Many Top iPhone Apps Collect Unique Device ID

An anonymous reader writes "It looks like iPhone users are not immune to the types of data leaks recently discovered on the Android platform. Researchers looked at the top free applications available from the App Store and discovered that '68% of these applications were transmitting UDIDs to servers under the application vendor's control each time the application is launched.' The iPhone's Unique Device ID, or UDID, cannot be changed, nor can its transmission be disabled by the user. The full paper is available in PDF form."

Re:And? Care factor zero

[Dynedain]

DoubleClick's cookies identify my computer, not me so I don't see the problem. Some developers just want to see how many computers browsers are installed and in active use on.

Well, probably NOT a problem

[zentechno]

As has been said, it identifies the phone, and not the user (though a majority of the time it'll be the phone's owner). Many apps use the UUID as a unique ID (ahem) to store state, e.g. viewed pages, favorites, etc. Yes, this is also done with a log in, or it could be done transparently via the UUID; not sure there's a best/worse here. I know -- it's the transparency that's the controversy, but I'm a bit pressed to think of anything that's revealed that couldn't also be revealed with (or without) "vendor collusion" (e.g. an App-to-UUID database to see which apps are on the same phone -- oh, wait, Apple knows that).

Re:What's That?

[Lumpy]

No but it enables douchebaggery like LOCKING the app to one device. Which is Against apple's Eula. If I have 2 iphones 1 ipod and 2 ipads on my single apple account I get the app on all those devices for one purchase price. Problem is many app makers are greedy assholes and want to make it only work on ONE device.

Recommended alternatives?

[swamp boy]

This article is very timely for me. I'm an iPhone developer who's planning to add a server component for some of my iPhone apps. My initial thinking was to simply make use of the built-in UDID since it's there and doesn't require any effort on the part of the user. I did RTFA and I can see how the use of UDIDs could lead to unethical situations.

On the other hand, what's the alternative? Generally speaking, an iPhone app that has a server component with functionality that's geared to a specific user needs something to identify that user. Sure, I could force the user to enter their email address or make up a user id. Unless a user goes to the trouble of making sure that each service/app they deal with uses a separate and distinct user id or email address, you're back in the same situation (or close to it).

I'm genuinely interested in hearing suggestions on the preferred mechanism that helps to maintain privacy.

Re:As a developer thinking about such things ...

[raddan]

I am a university researcher doing iPhone development as a part of our project. We use UDIDs to allow our users to control information exchange between themselves and other iPhone users. We could probably use a hash of UDIDs (really, you'd probably want a hash of a UDID and a salt if you're hashing) or maybe even some other identifier, but I'm not really sure what additional privacy that gains iPhone users. From our perspective, we track them either way. Is the concern that someone else gets our users' UDIDs and combines that information with other UDID information? We were thinking that UDIDs were a step up from username + password, since this allows participation with a minimal amount of information being collected.

Re:Recommended alternatives?

[alannon]

Additionally, Apple's documentation on the API that provides the UDID specifically indicates that Apple considers it appropriate to use as a method of identifying a user/device.

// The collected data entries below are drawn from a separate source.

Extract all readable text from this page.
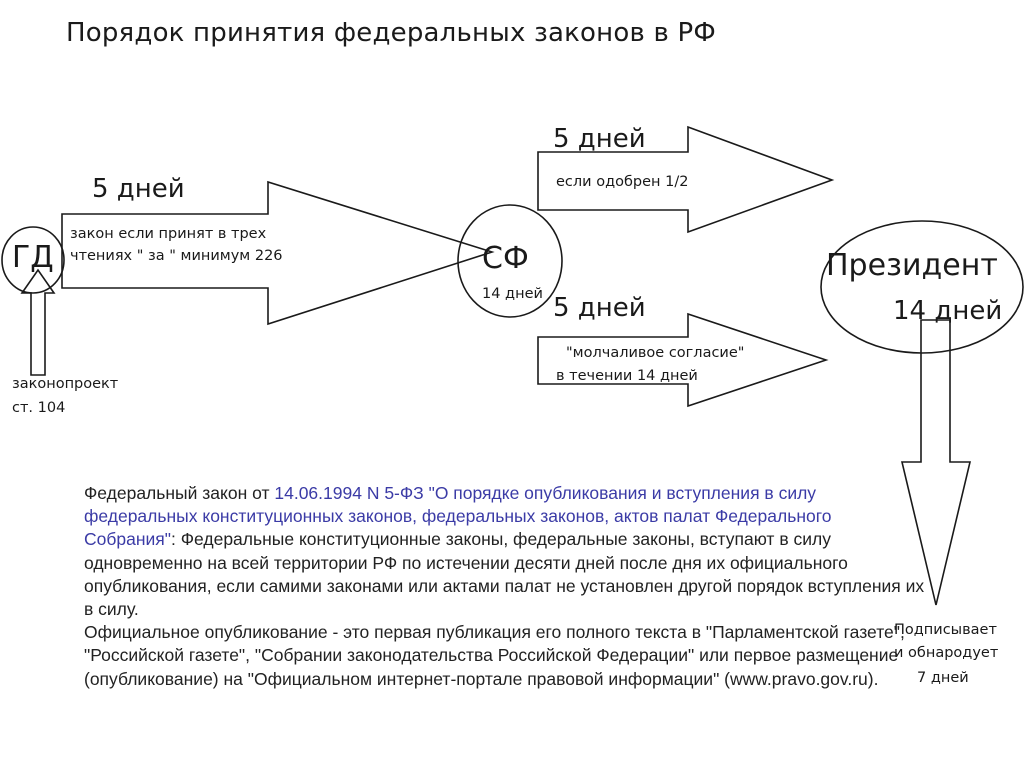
Порядок принятия федеральных законов в РФ
ГД
законопроект
ст. 104
5 дней
закон если принят в трех
чтениях " за " минимум 226	СФ
14 дней
5 дней
если одобрен 1/2
5 дней
"молчаливое согласие"
в течении 14 дней
Президент
14 дней
Подписывает
и обнародует
7 дней

Федеральный закон от 14.06.1994 N 5-ФЗ "О порядке опубликования и вступления в силу федеральных конституционных законов, федеральных законов, актов палат Федерального Собрания": Федеральные конституционные законы, федеральные законы, вступают в силу одновременно на всей территории РФ по истечении десяти дней после дня их официального опубликования, если самими законами или актами палат не установлен другой порядок вступления их в силу.

Официальное опубликование - это первая публикация его полного текста в "Парламентской газете", "Российской газете", "Собрании законодательства Российской Федерации" или первое размещение (опубликование) на "Официальном интернет-портале правовой информации" (www.pravo.gov.ru).
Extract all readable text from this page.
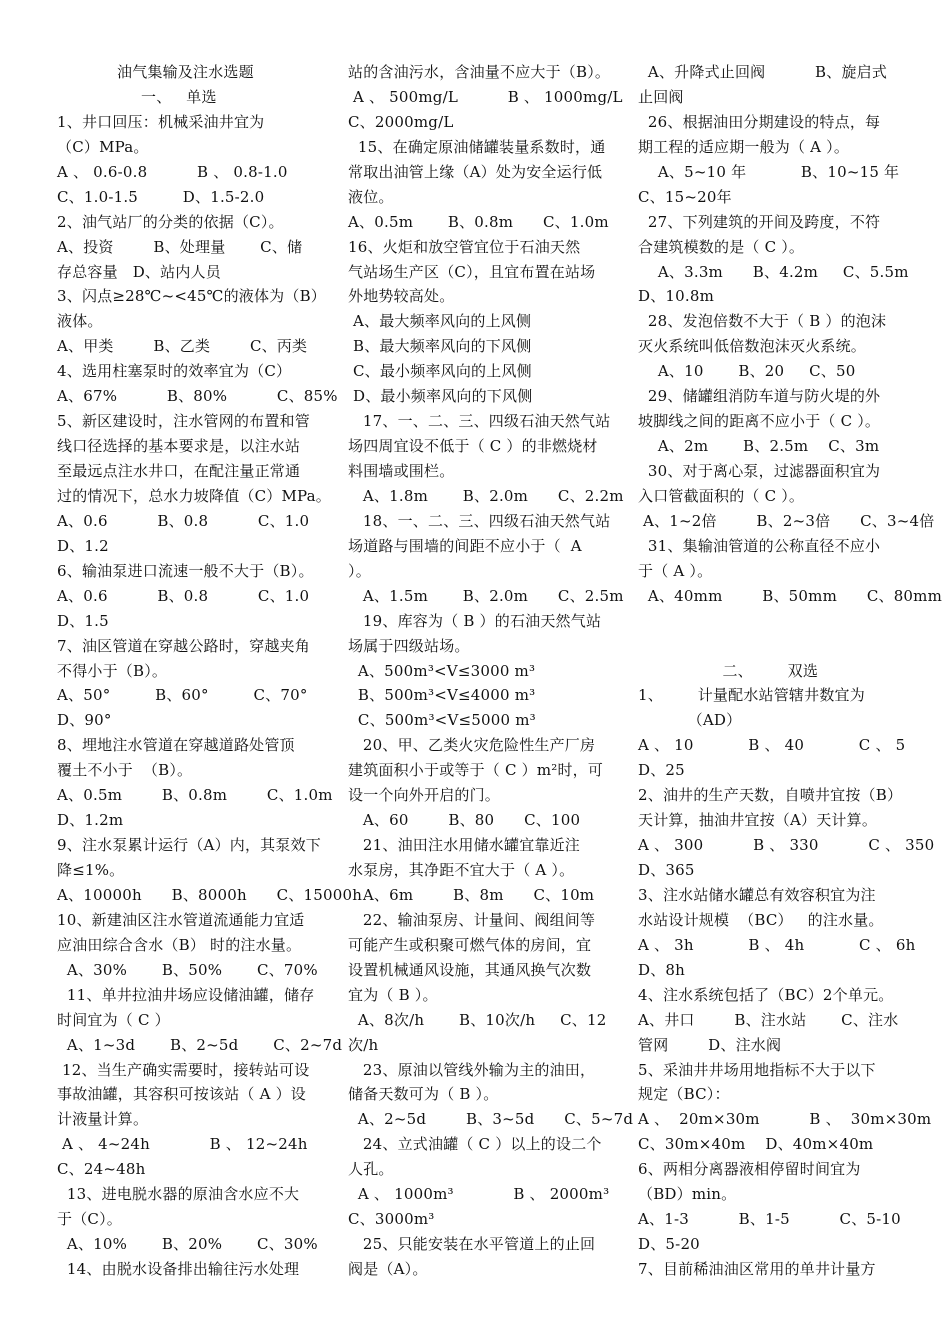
油气集输及注水选题
一、   单选
1、井口回压：机械采油井宜为
（C）MPa。
A 、 0.6-0.8          B 、 0.8-1.0
C、1.0-1.5         D、1.5-2.0
2、油气站厂的分类的依据（C）。
A、投资        B、处理量       C、储
存总容量   D、站内人员
3、闪点≥28℃~<45℃的液体为（B）
液体。
A、甲类        B、乙类        C、丙类
4、选用柱塞泵时的效率宜为（C）
A、67%          B、80%          C、85%
5、新区建设时，注水管网的布置和管
线口径选择的基本要求是，以注水站
至最远点注水井口，在配注量正常通
过的情况下，总水力坡降值（C）MPa。
A、0.6          B、0.8          C、1.0
D、1.2
6、输油泵进口流速一般不大于（B）。
A、0.6          B、0.8          C、1.0
D、1.5
7、油区管道在穿越公路时，穿越夹角
不得小于（B）。
A、50°         B、60°         C、70°
D、90°
8、埋地注水管道在穿越道路处管顶
覆土不小于  （B）。
A、0.5m        B、0.8m        C、1.0m
D、1.2m
9、注水泵累计运行（A）内，其泵效下
降≤1%。
A、10000h      B、8000h      C、15000h
10、新建油区注水管道流通能力宜适
应油田综合含水（B） 时的注水量。
A、30%       B、50%       C、70%
11、单井拉油井场应设储油罐，储存
时间宜为（ C ）
A、1~3d       B、2~5d       C、2~7d
12、当生产确实需要时，接转站可设
事故油罐，其容积可按该站（ A ）设
计液量计算。
A 、 4~24h            B 、 12~24h
C、24~48h
13、进电脱水器的原油含水应不大
于（C）。
A、10%       B、20%       C、30%
14、由脱水设备排出输往污水处理
站的含油污水，含油量不应大于（B）。
A 、 500mg/L          B 、 1000mg/L
C、2000mg/L
15、在确定原油储罐装量系数时，通
常取出油管上缘（A）处为安全运行低
液位。
A、0.5m       B、0.8m      C、1.0m
16、火炬和放空管宜位于石油天然
气站场生产区（C），且宜布置在站场
外地势较高处。
A、最大频率风向的上风侧
B、最大频率风向的下风侧
C、最小频率风向的上风侧
D、最小频率风向的下风侧
17、一、二、三、四级石油天然气站
场四周宜设不低于（ C ）的非燃烧材
料围墙或围栏。
A、1.8m       B、2.0m      C、2.2m
18、一、二、三、四级石油天然气站
场道路与围墙的间距不应小于（  A
）。
A、1.5m       B、2.0m      C、2.5m
19、库容为（ B ）的石油天然气站
场属于四级站场。
A、500m³<V≤3000 m³
B、500m³<V≤4000 m³
C、500m³<V≤5000 m³
20、甲、乙类火灾危险性生产厂房
建筑面积小于或等于（ C ）m²时，可
设一个向外开启的门。
A、60        B、80      C、100
21、油田注水用储水罐宜靠近注
水泵房，其净距不宜大于（ A ）。
A、6m        B、8m      C、10m
22、输油泵房、计量间、阀组间等
可能产生或积聚可燃气体的房间，宜
设置机械通风设施，其通风换气次数
宜为（ B ）。
A、8次/h       B、10次/h     C、12
次/h
23、原油以管线外输为主的油田，
储备天数可为（ B ）。
A、2~5d        B、3~5d      C、5~7d
24、立式油罐（ C ）以上的设二个
人孔。
A 、 1000m³            B 、 2000m³
C、3000m³
25、只能安装在水平管道上的止回
阀是（A）。
A、升降式止回阀          B、旋启式
止回阀
26、根据油田分期建设的特点，每
期工程的适应期一般为（ A ）。
A、5~10 年           B、10~15 年
C、15~20年
27、下列建筑的开间及跨度，不符
合建筑模数的是（ C ）。
A、3.3m      B、4.2m     C、5.5m
D、10.8m
28、发泡倍数不大于（ B ）的泡沫
灭火系统叫低倍数泡沫灭火系统。
A、10       B、20     C、50
29、储罐组消防车道与防火堤的外
坡脚线之间的距离不应小于（ C ）。
A、2m       B、2.5m    C、3m
30、对于离心泵，过滤器面积宜为
入口管截面积的（ C ）。
A、1~2倍        B、2~3倍      C、3~4倍
31、集输油管道的公称直径不应小
于（ A ）。
A、40mm        B、50mm      C、80mm
二、       双选
1、       计量配水站管辖井数宜为
（AD）
A 、 10           B 、 40           C 、 5
D、25
2、油井的生产天数，自喷井宜按（B）
天计算，抽油井宜按（A）天计算。
A 、 300          B 、 330          C 、 350
D、365
3、注水站储水罐总有效容积宜为注
水站设计规模  （BC）   的注水量。
A 、 3h           B 、 4h           C 、 6h
D、8h
4、注水系统包括了（BC）2个单元。
A、井口        B、注水站       C、注水
管网        D、注水阀
5、采油井井场用地指标不大于以下
规定（BC）：
A 、  20m×30m          B 、  30m×30m
C、30m×40m    D、40m×40m
6、两相分离器液相停留时间宜为
（BD）min。
A、1-3          B、1-5          C、5-10
D、5-20
7、目前稀油油区常用的单井计量方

Of course, that doesn't change the privacy implications, but it indicates that the UDID is provided by Apple to developers for precisely that purpose.

Re:What's That?

[grub]

I've never come across an app that wont install for free on another iOS device (we have 4). What apps have done this? You should definitely report them to Apple is this is the case.

Re:UDID does not identify a user

[Jah-Wren Ryel]

Go with a user-editable field that defaults to the unit's UDID for username and also defaults to a reasonably unguessable password.
That way you have a sane default that user can change if they have a need to.
Make sure to include a brief help description of that field and its purpose so that the user will know that it need not be a bunch of hex digits.

Also, on the server side keep a unique "user id" that never goes to the phone - that way changing the username on the phone side doesn't result in a brand new account on the server side.

Also, watch out for collisions - don't want some poor schmuck changing their username to one that already exists and then being both locked out and unable to change it to something else.

Re:As a developer thinking about such things ...

[perpenso]

One of my concerns would be that having the UDID allows for more general impersonation. With a hash specific to a particular app the impersonation is limited to your app.

Another concern would be related to personally identifiable information (PII). When non-PII is associated with PII the non-PII now falls under all the PII regulations. If you use a hash you do not have to worry about what others at the university are collecting. Keep in mind that what constitutes an association between non-PII and PII may be defined by a hostile lawyer. Maybe your team's data being on the same server as another team's.